Keynote speech “The Long Game” given at 2019 NAASA conference published in Arts 2020 journal

This keynote address was delivered by Sičáŋǧu Lakota artist Dyani White Hawk Polk at the Native American Art Studies Association Conference (NAASA) on 2 October 2019. NAASA is the leading professional and scholarly organization supporting and promoting the study and exchange of ideas related to Indigenous arts in the United States and Canada.

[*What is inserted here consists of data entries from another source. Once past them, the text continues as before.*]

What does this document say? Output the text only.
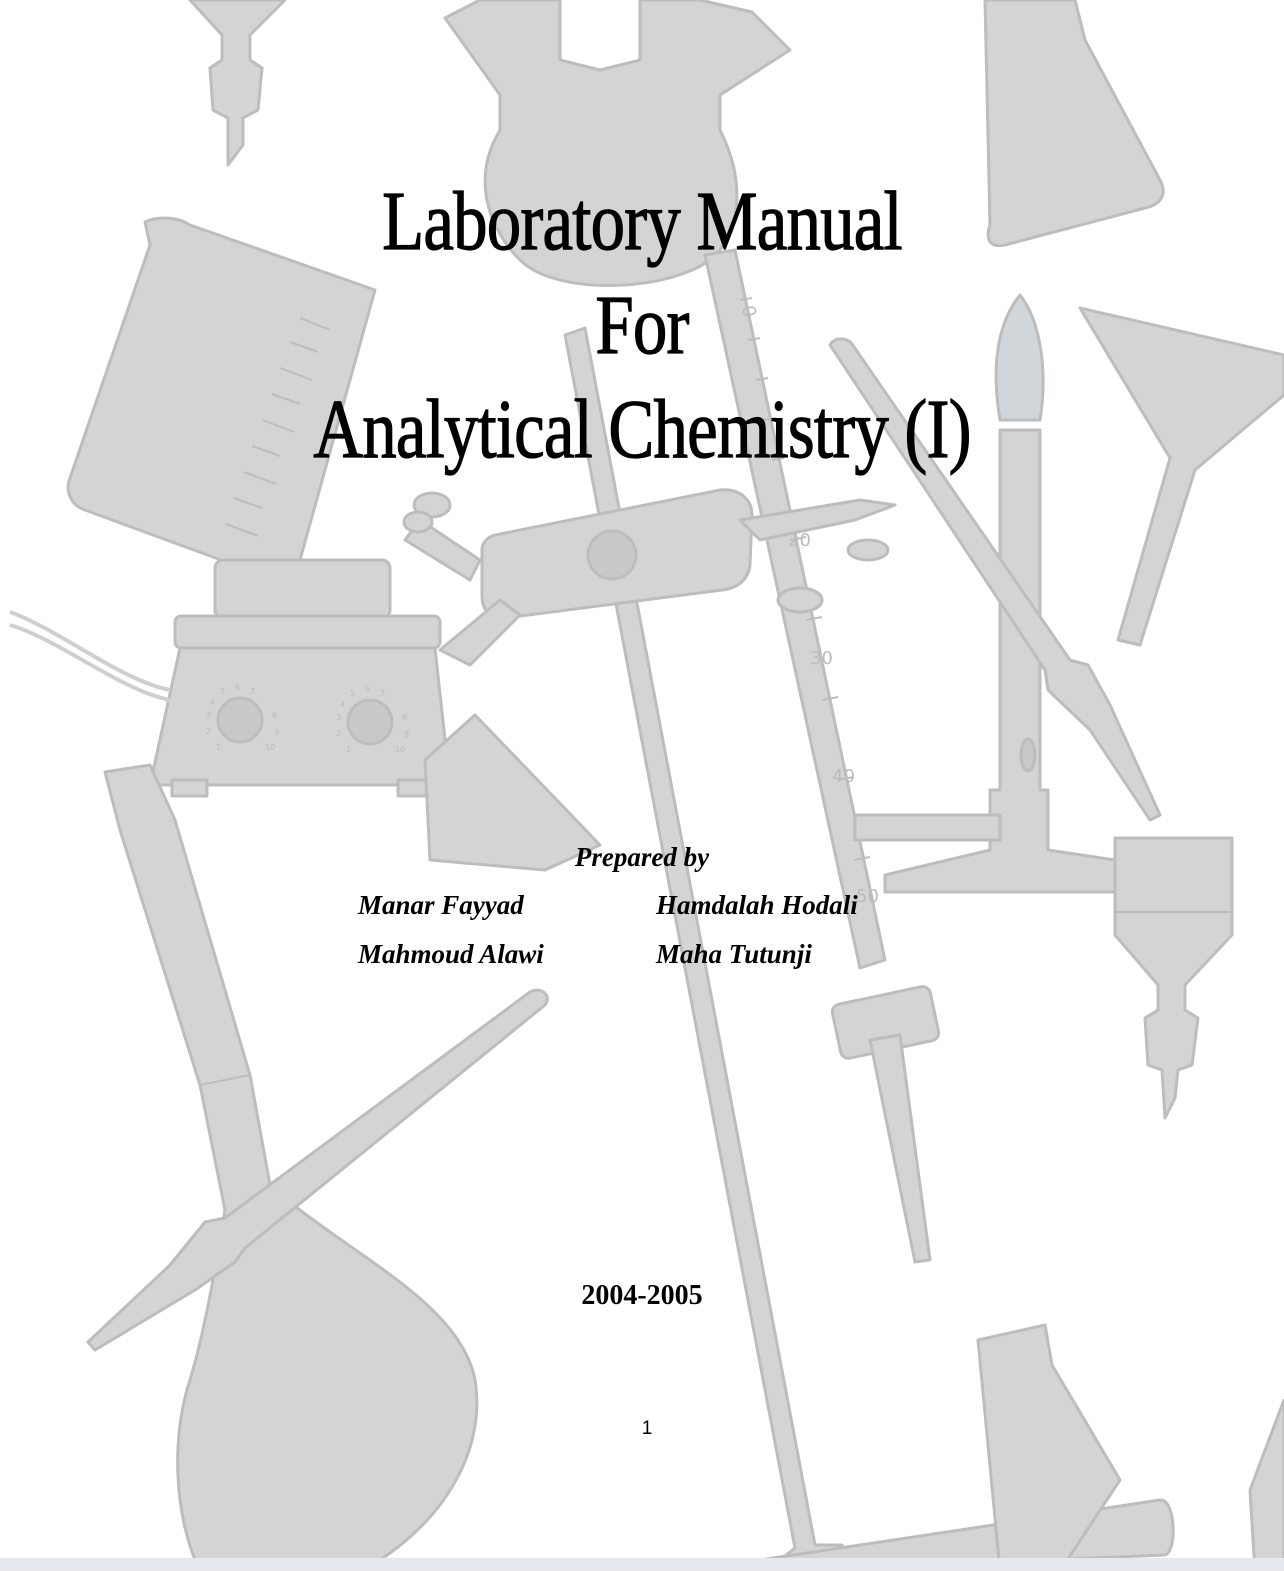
0
20
30
40
50
3
4
5 6 7
8
9
10
1
2
3
4
5 6 7
8
9
10
1
2
Laboratory Manual
For
Analytical Chemistry (I)
Prepared by
Manar Fayyad	Hamdalah Hodali
Mahmoud Alawi	Maha Tutunji
2004-2005
1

Dyani White Hawk Polk, “The Long Game,” Arts 2020, 9(2), 67; https://doi.org/10.3390/arts9020067

Abstract

We are pleased and honored to include the keynote address delivered by award-winning Sičáŋǧu Lakota artist, Dyani White Hawk Polk at the Native American Art Studies Association Conference (NAASA) on 2 October 2019. The NAASA is the leading professional and scholarly organization supporting and promoting the study and exchange of ideas related to Indigenous arts in the United States and Canada. At the organization’s biennial conference in Minneapolis, Minnesota, and while standing on Dakota traditional lands, Dyani White Hawk Polk delivered her important address, “The Long Game.” In it, she movingly and powerfully explores her life experiences, the history of and ongoing effects of colonialism, and how both inform her artistic practice. Her address traces the roles of mentors in her life, including the late Ho-Chunk artist, Truman Lowe, who taught at the University of Wisconsin, Madison during her time in the MFA program. She eloquently speaks to the challenges she has faced in tackling head-on hierarches in the art world that have continuously sought to diminish the significance of Indigenous art. She also provocatively addresses how artists, scholars, and critics can build the field of Indigenous art and support Indigenous artists. The address was widely praised at the conference, owing to the power and beauty of her words, as she spoke to how the past effects the present and as she illuminated a path for the future. We are grateful to be able to include her address in this Special Issue of Arts journal. Her thought-provoking address is both an artistic statement and a profound and moving commentary on the state of the Indigenous art world.